Working for Dalit human rights and a development agency in disaster management led Safdar to CCP in 2010. Here, “I discovered that this was where I could apply the theories of communication I had studied in my courses,” he says.
Currently, Safdar is based in Bihar where he runs Ujjwal’s mHealth initiative and supplies Secure Digital (SD) cards loaded with family planning films to the project’s frontline workers. Safdar’s negotiating skills have helped persuade the Bihar state government to screen family planning films produced by the project. He also creates video stories featuring frontline workers.
On weekends, Safdar often travels back to Raksia, his village in the Sitamarhi district of Bihar, where he is helping to put textbooks in the hands of students from poor households.“This idea came in mind when I visited my village and the daughter of one of my relatives who is very poor left her studies because she didn’t have money to purchase textbooks.”
Safdar found a sustainable solution that would not only help his relative, but many others in the same position. “I asked three students,‘Why don’t you give your used books to other people to share?’”
Those books became the foundation for a small lending library Safdar is helping to establish. Rather than pay for his relative’s books, he says, “Why not create a mechanism so she and others can avail themselves of books free of charge?”
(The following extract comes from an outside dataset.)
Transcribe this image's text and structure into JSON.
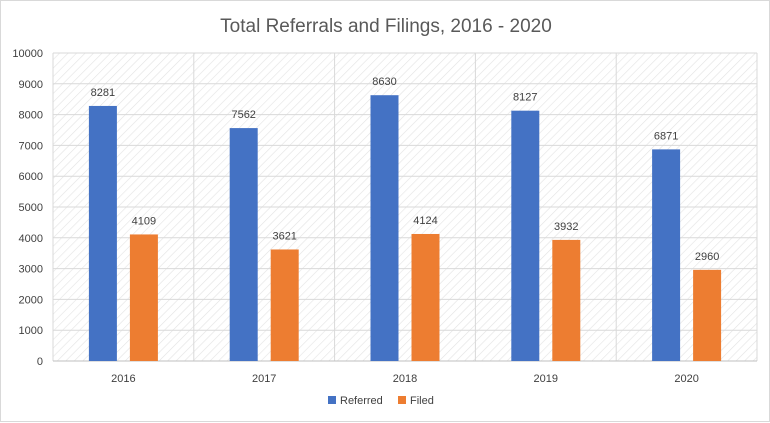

After a discussion about family planning with a group of women in Orissa, a participant with a lovely smile asked Durba Gogia a question: “Is it true that abortions are harmful?’” The woman, who was “visibly weak,” revealed that she had had four abortions.
For Durba, the woman’s story underscored Orissa’s unacceptably high abortion rate. But the story didn’t end there. Later, Durba learned that the woman, encouraged by their conversation, went on to adopt a safe method of birth control.
Although the group discussion “was not aimed at inspiring women to adopt contraception; but was just another routine field visit, I unintentionally ended up affecting somebody’s life,” she says. “That story still stays with me. It’s a constant reminder of the kind of responsibility this job entails.”
Durba’s own story is inspiring as well. Before coming to the development sector, she created advertising campaigns for various top brands. “At the same time, I was yearning to find greater meaning and significance in my work,” she says.
Being an English literature major in college gave Durba a discerning perspective towards India’s “social divides and gender issues.” She had long recognized the disparities that divided her country. At the same time, “I had a lot of pressure to pursue a career,” Durba says.
She shifted to a specialized unit devoted to NGOs within the advertising agency where she was employed. Here, her clients included UNICEF and the Indian government. Still, as she moved forward in her career, Durba sensed that she was just scratching the surface. She remembers telling a friend over a cup of coffee that she wanted to be more in the thick of social development work. Her friend responded, “If you really do get affected by these things, why not get involved in the work?”
Two years ago, Durba left the corporate advertising world to join CCP. “CCP means so much more than ‘health communication,’” she says. “The people I have met during my travels in Bihar and Orissa, in state offices and in community interaction have helped me evolve on a personal and professional level.”
Durba’s SBCC learning curve has been swift. “I’ve always learnt a lot more by doing and engaging with people.” She applies that strategy to her CCP work, striving to understand the social environment of the communities where she works and how to forge SBCC messages that resonate with those communities.
Encounters in the field continue to ground Durba in the meaning of her work. “Even when you are working towards social development, you sometimes tend to focus more on the job at hand, the deadlines and deliverables. You momentarily lose sight of the bigger picture,” she says. But then, the woman in Orissa and others come to mind and, “you remember why you’re here and stay true to that.”